来看看它在未标注的输入文本是运行得怎么样:
sent = brown.sents(categories='news')[10] #
baseline_tagger.tag(sent)
[('It', 'PPS'),
('urged', None),
('that', 'CS'),
('the', 'AT'),
('city', 'NN'),
('``', '``'),
('take', None),
('steps', None),
('to', 'TO'),
('remedy', None),
("''", "''"),
('this', 'DT'),
('problem', None),
('.', '.')]
可以看到很多词都被分配了’None’标签,因为它们不在100个最频繁的词中。这种情况我们想分配默认标记NN。也就是说,我们应先使用查找表,如果不能指定就使用默认标注器,这个过程叫“回退”。
# 设置默认标注器,在找不到匹配时使用
baseline_tagger = nltk.UnigramTagger(model = likely_tags,backoff = nltk.DefaultTagger('NN'))

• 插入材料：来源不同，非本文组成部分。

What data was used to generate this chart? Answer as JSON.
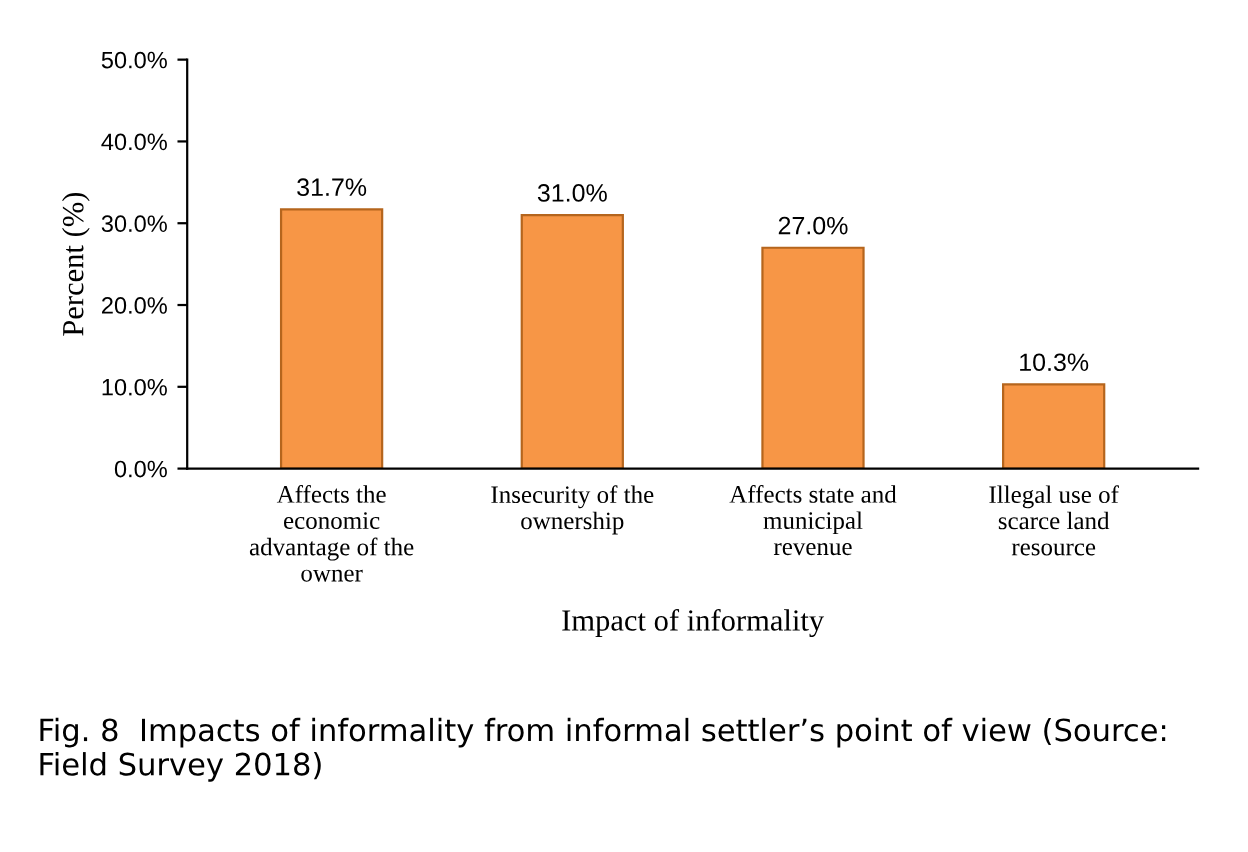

最后我们把查找标注器和默认标注器结合起来之后,看它的性能如何,使用大小不同的模型:
def performance(cfd,wordlist):
lt = dict((word,cfd[word].max()) for word in wordlist)
baseline_tagger = nltk.UnigramTagger(model=lt,backoff=nltk.DefaultTagger('NN'))
return baseline_tagger.evaluate(brown.tagged_sents(categories='news'))
def display():
import pylab
words_by_freq = list(nltk.FreqDist(brown.words(categories='news')))
cfd = nltk.ConditionalFreqDist(brown.tagged_words(categories='news'))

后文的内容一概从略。